Perhaps that’s the point about Vegas, on film and off. It can be argued that it doesn’t really exist. The city was a famous test case for the French philosopher Jean Baudrillard, who described it as a place of “hyper-reality” – a city full of ersatz buildings, copies of landmarks, fake flora, and plastic monuments, all of which attempt to emulate other places, buildings and monuments via a garish blast of sensory overload. It is a plastic copy of every city and no city, of everywhere and nowhere. It’s sweetly appropriate that Vegas even has its own monument to Baudrillard now, called Monument to the Simulacrum, and cast not from plastic but from stainless steel. In other words, Vegas is like The Matrix.

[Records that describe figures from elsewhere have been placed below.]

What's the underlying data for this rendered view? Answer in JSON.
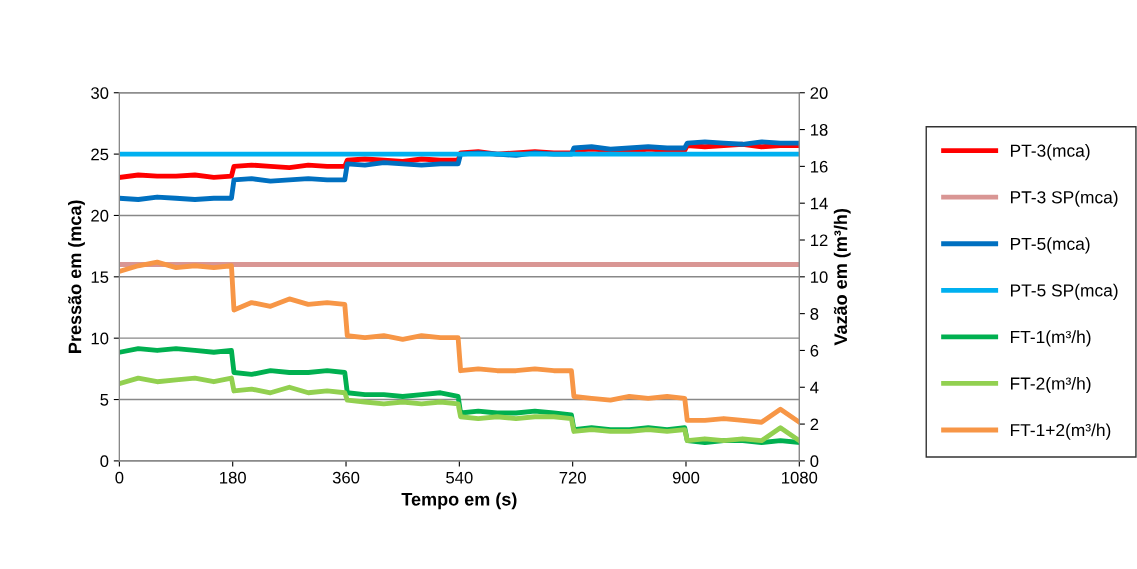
{
  "chart_data": {
    "type": "line",
    "xlabel": "Tempo em (s)",
    "ylabel": "Pressão em (mca)",
    "y2label": "Vazão em (m³/h)",
    "xlim": [
      0,
      1080
    ],
    "xticks": [
      0,
      180,
      360,
      540,
      720,
      900,
      1080
    ],
    "ylim": [
      0,
      30
    ],
    "yticks": [
      0,
      5,
      10,
      15,
      20,
      25,
      30
    ],
    "y2lim": [
      0,
      20
    ],
    "y2ticks": [
      0,
      2,
      4,
      6,
      8,
      10,
      12,
      14,
      16,
      18,
      20
    ],
    "grid": "y",
    "legend": "right",
    "marker": "none",
    "line_style": "solid",
    "x": [
      0,
      30,
      60,
      90,
      120,
      150,
      178,
      182,
      210,
      240,
      270,
      300,
      330,
      358,
      362,
      390,
      420,
      450,
      480,
      510,
      538,
      542,
      570,
      600,
      630,
      660,
      690,
      718,
      722,
      750,
      780,
      810,
      840,
      870,
      898,
      902,
      930,
      960,
      990,
      1020,
      1050,
      1080
    ],
    "series": [
      {
        "name": "PT-3(mca)",
        "color": "#ff0000",
        "values": [
          23.1,
          23.3,
          23.2,
          23.2,
          23.3,
          23.1,
          23.2,
          24.0,
          24.1,
          24.0,
          23.9,
          24.1,
          24.0,
          24.0,
          24.5,
          24.6,
          24.5,
          24.4,
          24.6,
          24.5,
          24.5,
          25.1,
          25.2,
          25.0,
          25.1,
          25.2,
          25.1,
          25.1,
          25.3,
          25.4,
          25.3,
          25.2,
          25.4,
          25.3,
          25.3,
          25.7,
          25.6,
          25.7,
          25.8,
          25.6,
          25.7,
          25.7
        ]
      },
      {
        "name": "PT-3 SP(mca)",
        "color": "#d99694",
        "values": [
          16,
          16,
          16,
          16,
          16,
          16,
          16,
          16,
          16,
          16,
          16,
          16,
          16,
          16,
          16,
          16,
          16,
          16,
          16,
          16,
          16,
          16,
          16,
          16,
          16,
          16,
          16,
          16,
          16,
          16,
          16,
          16,
          16,
          16,
          16,
          16,
          16,
          16,
          16,
          16,
          16,
          16
        ]
      },
      {
        "name": "PT-5(mca)",
        "color": "#0070c0",
        "values": [
          21.4,
          21.3,
          21.5,
          21.4,
          21.3,
          21.4,
          21.4,
          22.9,
          23.0,
          22.8,
          22.9,
          23.0,
          22.9,
          22.9,
          24.2,
          24.1,
          24.3,
          24.2,
          24.1,
          24.2,
          24.2,
          25.0,
          25.1,
          25.0,
          24.9,
          25.1,
          25.0,
          25.0,
          25.5,
          25.6,
          25.4,
          25.5,
          25.6,
          25.5,
          25.5,
          25.9,
          26.0,
          25.9,
          25.8,
          26.0,
          25.9,
          25.9
        ]
      },
      {
        "name": "PT-5 SP(mca)",
        "color": "#00b0f0",
        "values": [
          25,
          25,
          25,
          25,
          25,
          25,
          25,
          25,
          25,
          25,
          25,
          25,
          25,
          25,
          25,
          25,
          25,
          25,
          25,
          25,
          25,
          25,
          25,
          25,
          25,
          25,
          25,
          25,
          25,
          25,
          25,
          25,
          25,
          25,
          25,
          25,
          25,
          25,
          25,
          25,
          25,
          25
        ]
      },
      {
        "name": "FT-1(m³/h)",
        "color": "#00b050",
        "axis": "y2",
        "values": [
          5.9,
          6.1,
          6.0,
          6.1,
          6.0,
          5.9,
          6.0,
          4.8,
          4.7,
          4.9,
          4.8,
          4.8,
          4.9,
          4.8,
          3.7,
          3.6,
          3.6,
          3.5,
          3.6,
          3.7,
          3.5,
          2.6,
          2.7,
          2.6,
          2.6,
          2.7,
          2.6,
          2.5,
          1.7,
          1.8,
          1.7,
          1.7,
          1.8,
          1.7,
          1.8,
          1.1,
          1.0,
          1.1,
          1.1,
          1.0,
          1.1,
          1.0
        ]
      },
      {
        "name": "FT-2(m³/h)",
        "color": "#92d050",
        "axis": "y2",
        "values": [
          4.2,
          4.5,
          4.3,
          4.4,
          4.5,
          4.3,
          4.5,
          3.8,
          3.9,
          3.7,
          4.0,
          3.7,
          3.8,
          3.7,
          3.3,
          3.2,
          3.1,
          3.2,
          3.1,
          3.2,
          3.1,
          2.4,
          2.3,
          2.4,
          2.3,
          2.4,
          2.4,
          2.3,
          1.6,
          1.7,
          1.6,
          1.6,
          1.7,
          1.6,
          1.7,
          1.1,
          1.2,
          1.1,
          1.2,
          1.1,
          1.8,
          1.1
        ]
      },
      {
        "name": "FT-1+2(m³/h)",
        "color": "#f79646",
        "axis": "y2",
        "values": [
          10.3,
          10.6,
          10.8,
          10.5,
          10.6,
          10.5,
          10.6,
          8.2,
          8.6,
          8.4,
          8.8,
          8.5,
          8.6,
          8.5,
          6.8,
          6.7,
          6.8,
          6.6,
          6.8,
          6.7,
          6.7,
          4.9,
          5.0,
          4.9,
          4.9,
          5.0,
          4.9,
          4.9,
          3.5,
          3.4,
          3.3,
          3.5,
          3.4,
          3.5,
          3.4,
          2.2,
          2.2,
          2.3,
          2.2,
          2.1,
          2.8,
          2.1
        ]
      }
    ]
  }
}
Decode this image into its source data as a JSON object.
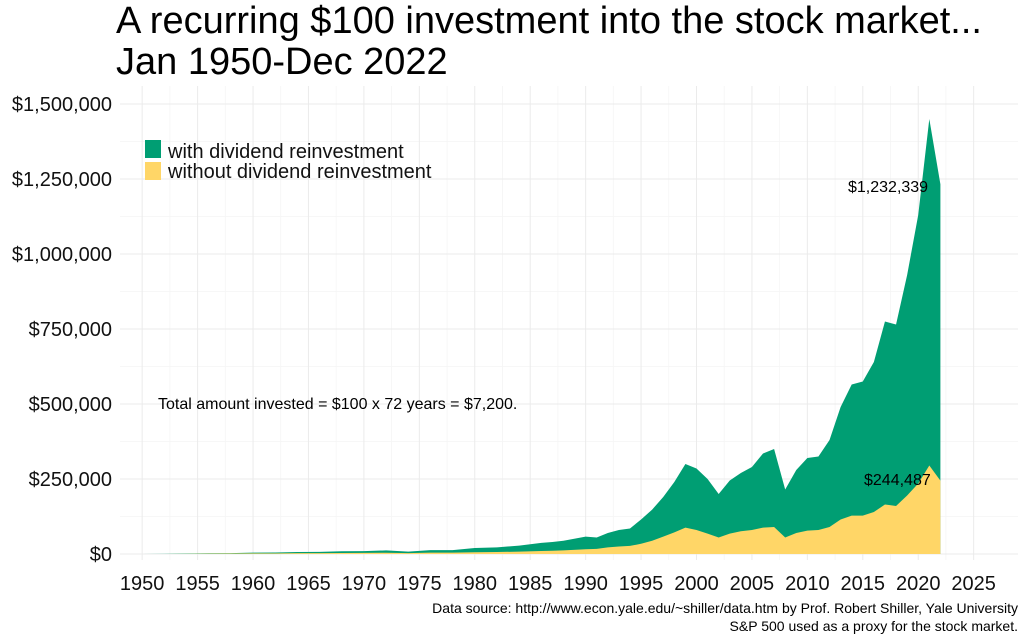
{
  "title_line1": "A recurring $100 investment into the stock market...",
  "title_line2": "Jan 1950-Dec 2022",
  "legend": [
    {
      "label": "with dividend reinvestment",
      "color": "#009E73"
    },
    {
      "label": "without dividend reinvestment",
      "color": "#FFD667"
    }
  ],
  "annotations": {
    "total_invested": "Total amount invested = $100 x 72 years = $7,200.",
    "final_with": "$1,232,339",
    "final_without": "$244,487"
  },
  "caption_line1": "Data source: http://www.econ.yale.edu/~shiller/data.htm by Prof. Robert Shiller, Yale University",
  "caption_line2": "S&P 500 used as a proxy for the stock market.",
  "chart_data": {
    "type": "area",
    "xlim": [
      1948,
      2029
    ],
    "ylim": [
      -20000,
      1560000
    ],
    "x_ticks": [
      1950,
      1955,
      1960,
      1965,
      1970,
      1975,
      1980,
      1985,
      1990,
      1995,
      2000,
      2005,
      2010,
      2015,
      2020,
      2025
    ],
    "x_tick_labels": [
      "1950",
      "1955",
      "1960",
      "1965",
      "1970",
      "1975",
      "1980",
      "1985",
      "1990",
      "1995",
      "2000",
      "2005",
      "2010",
      "2015",
      "2020",
      "2025"
    ],
    "y_ticks": [
      0,
      250000,
      500000,
      750000,
      1000000,
      1250000,
      1500000
    ],
    "y_tick_labels": [
      "$0",
      "$250,000",
      "$500,000",
      "$750,000",
      "$1,000,000",
      "$1,250,000",
      "$1,500,000"
    ],
    "grid": true,
    "legend_position": "top-left",
    "x": [
      1950,
      1952,
      1954,
      1956,
      1958,
      1960,
      1962,
      1964,
      1966,
      1968,
      1970,
      1972,
      1974,
      1976,
      1978,
      1980,
      1982,
      1984,
      1986,
      1987,
      1988,
      1990,
      1991,
      1992,
      1993,
      1994,
      1995,
      1996,
      1997,
      1998,
      1999,
      2000,
      2001,
      2002,
      2003,
      2004,
      2005,
      2006,
      2007,
      2008,
      2009,
      2010,
      2011,
      2012,
      2013,
      2014,
      2015,
      2016,
      2017,
      2018,
      2019,
      2020,
      2021,
      2022
    ],
    "series": [
      {
        "name": "with dividend reinvestment",
        "color": "#009E73",
        "values": [
          0,
          400,
          1200,
          2500,
          3000,
          4500,
          5000,
          6500,
          7000,
          9000,
          9500,
          12000,
          8000,
          13000,
          13000,
          20000,
          22000,
          28000,
          37000,
          40000,
          44000,
          58000,
          55000,
          70000,
          80000,
          85000,
          115000,
          148000,
          190000,
          240000,
          300000,
          285000,
          250000,
          200000,
          245000,
          270000,
          290000,
          335000,
          350000,
          215000,
          280000,
          320000,
          325000,
          380000,
          490000,
          565000,
          575000,
          640000,
          775000,
          765000,
          930000,
          1130000,
          1450000,
          1232339
        ]
      },
      {
        "name": "without dividend reinvestment",
        "color": "#FFD667",
        "values": [
          0,
          200,
          600,
          1200,
          1500,
          2000,
          2200,
          2800,
          3000,
          3500,
          3600,
          4200,
          3000,
          4500,
          4500,
          6000,
          6500,
          8000,
          10000,
          11000,
          12000,
          16000,
          17000,
          22000,
          25000,
          27000,
          34000,
          44000,
          58000,
          72000,
          88000,
          80000,
          68000,
          55000,
          68000,
          76000,
          80000,
          88000,
          90000,
          55000,
          70000,
          78000,
          80000,
          90000,
          115000,
          128000,
          128000,
          140000,
          165000,
          160000,
          195000,
          235000,
          295000,
          244487
        ]
      }
    ]
  }
}
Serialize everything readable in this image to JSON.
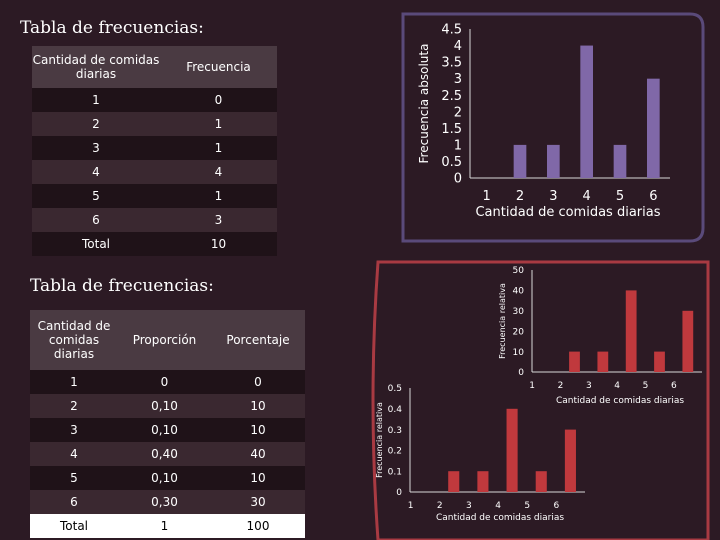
{
  "table1": {
    "title": "Tabla de frecuencias:",
    "headers": [
      "Cantidad de comidas diarias",
      "Frecuencia"
    ],
    "rows": [
      [
        "1",
        "0"
      ],
      [
        "2",
        "1"
      ],
      [
        "3",
        "1"
      ],
      [
        "4",
        "4"
      ],
      [
        "5",
        "1"
      ],
      [
        "6",
        "3"
      ]
    ],
    "total": [
      "Total",
      "10"
    ]
  },
  "table2": {
    "title": "Tabla de frecuencias:",
    "headers": [
      "Cantidad de comidas diarias",
      "Proporción",
      "Porcentaje"
    ],
    "rows": [
      [
        "1",
        "0",
        "0"
      ],
      [
        "2",
        "0,10",
        "10"
      ],
      [
        "3",
        "0,10",
        "10"
      ],
      [
        "4",
        "0,40",
        "40"
      ],
      [
        "5",
        "0,10",
        "10"
      ],
      [
        "6",
        "0,30",
        "30"
      ]
    ],
    "total": [
      "Total",
      "1",
      "100"
    ]
  },
  "chart_data": [
    {
      "type": "bar",
      "categories": [
        "1",
        "2",
        "3",
        "4",
        "5",
        "6"
      ],
      "values": [
        0,
        1,
        1,
        4,
        1,
        3
      ],
      "xlabel": "Cantidad de comidas diarias",
      "ylabel": "Frecuencia absoluta",
      "ylim": [
        0,
        4.5
      ],
      "yticks": [
        "0",
        "0.5",
        "1",
        "1.5",
        "2",
        "2.5",
        "3",
        "3.5",
        "4",
        "4.5"
      ],
      "color": "#8068a8"
    },
    {
      "type": "bar",
      "categories": [
        "1",
        "2",
        "3",
        "4",
        "5",
        "6"
      ],
      "values": [
        0,
        10,
        10,
        40,
        10,
        30
      ],
      "xlabel": "Cantidad de comidas diarias",
      "ylabel": "Frecuencia relativa",
      "ylim": [
        0,
        50
      ],
      "yticks": [
        "0",
        "10",
        "20",
        "30",
        "40",
        "50"
      ],
      "color": "#c0393d"
    },
    {
      "type": "bar",
      "categories": [
        "1",
        "2",
        "3",
        "4",
        "5",
        "6"
      ],
      "values": [
        0,
        0.1,
        0.1,
        0.4,
        0.1,
        0.3
      ],
      "xlabel": "Cantidad de comidas diarias",
      "ylabel": "Frecuencia relativa",
      "ylim": [
        0,
        0.5
      ],
      "yticks": [
        "0",
        "0.1",
        "0.2",
        "0.3",
        "0.4",
        "0.5"
      ],
      "color": "#c0393d"
    }
  ]
}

You jack in and you lose yourself in whatever Ancient Roman, Venetian, Saharan or modern American fantasy appeals to you, and then you jack out again. But you don’t actually go anywhere.
Consequently, free from the need to stay loyal to any notion of lived “reality”, movies about Vegas continue to mine the rich seam of myth and metaphor that the idealised city provides. And who can blame them? For, given a choice between a trip to a fake beach, a fun ride on a fake gondola or selling your loved one for $1 million in a card game, which one would you chose?